I printed the length of test_data and it’s 0 for some odd reason.
Did I do something wrong here?

Zensei · May 16, 2024, 5:08pm

You are not doing anything wrong. The author of tutorial is wrong.
He claimed that that the above will return 80/20 of the dataset which is incorrect. The return is, wait for it …random.

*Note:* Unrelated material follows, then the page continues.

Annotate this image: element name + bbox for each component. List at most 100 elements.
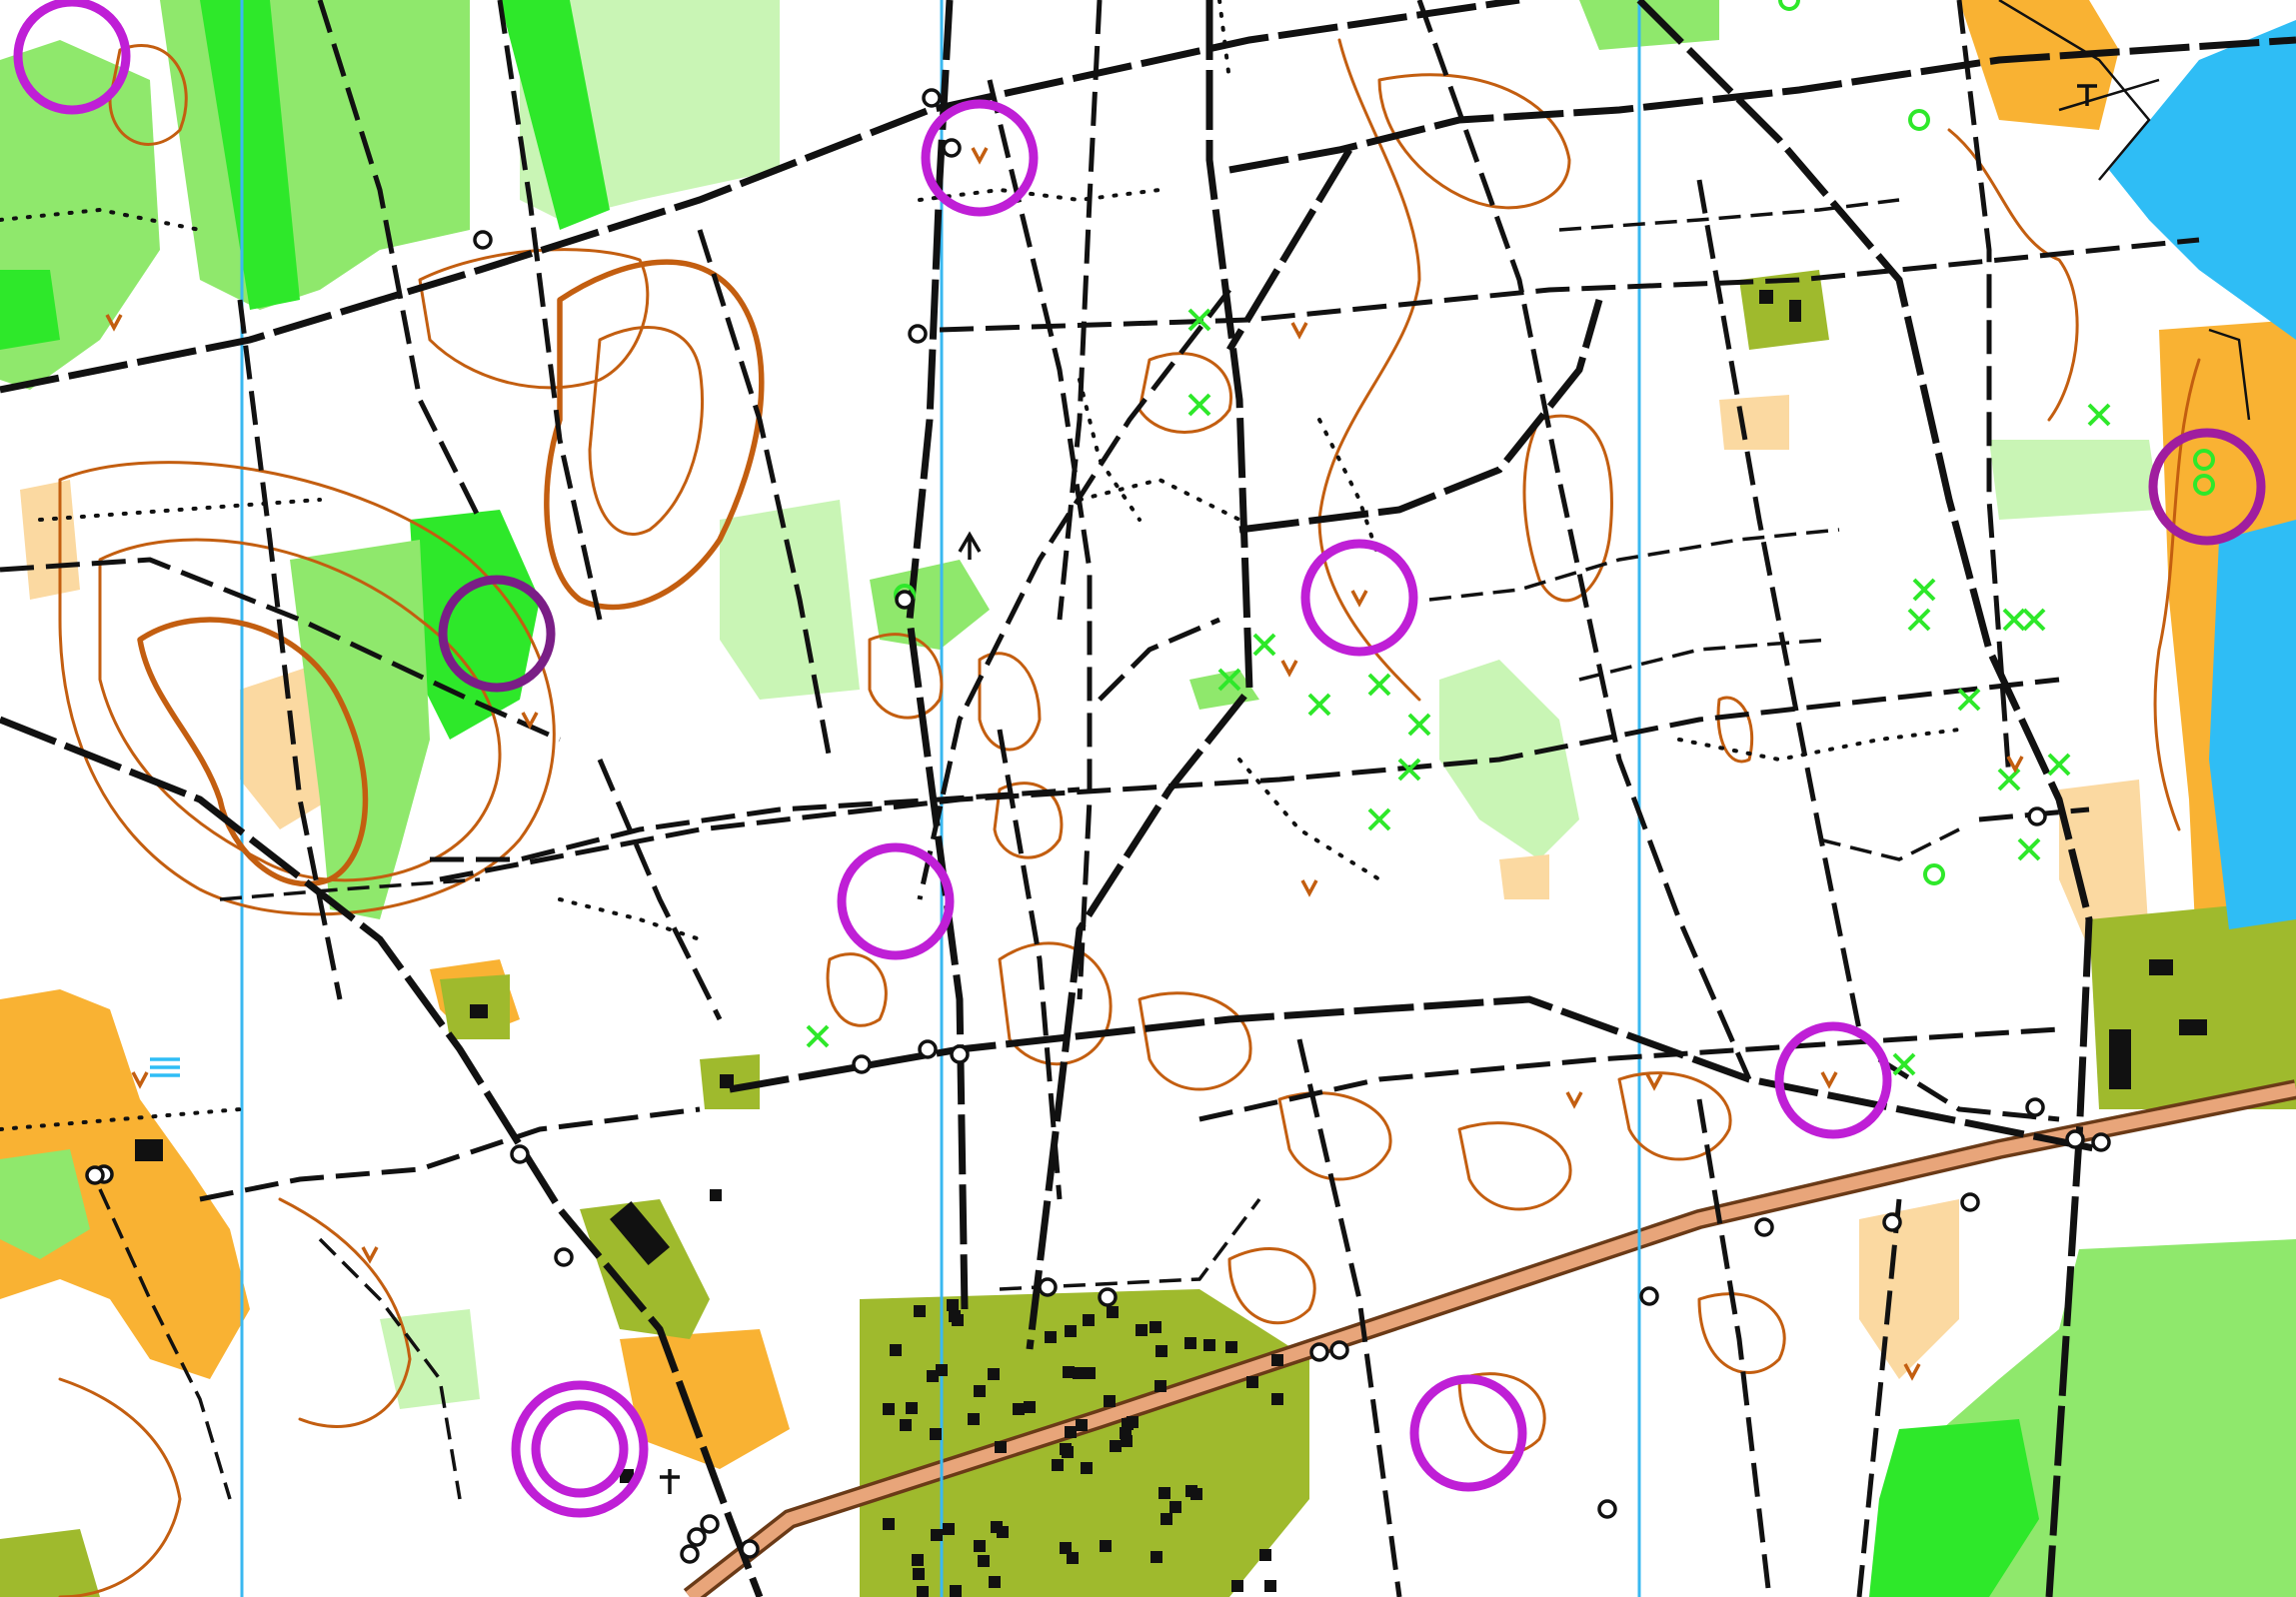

Do a small test and you’ll see that is the case. Every time you run your test it will return random results

is_train = np.random.uniform(size = len(df))<0.8
filtered_true = is_train[is_train == True]
print(f"Dataset total: {len(is_train)}")
print(f"Dataset true: {len(filtered_true)}")
print(f"Dataset false: {len(is_train) - len(filtered_true)}")

One more thing. The tutorial is doing text classification. Your data is missing a label column.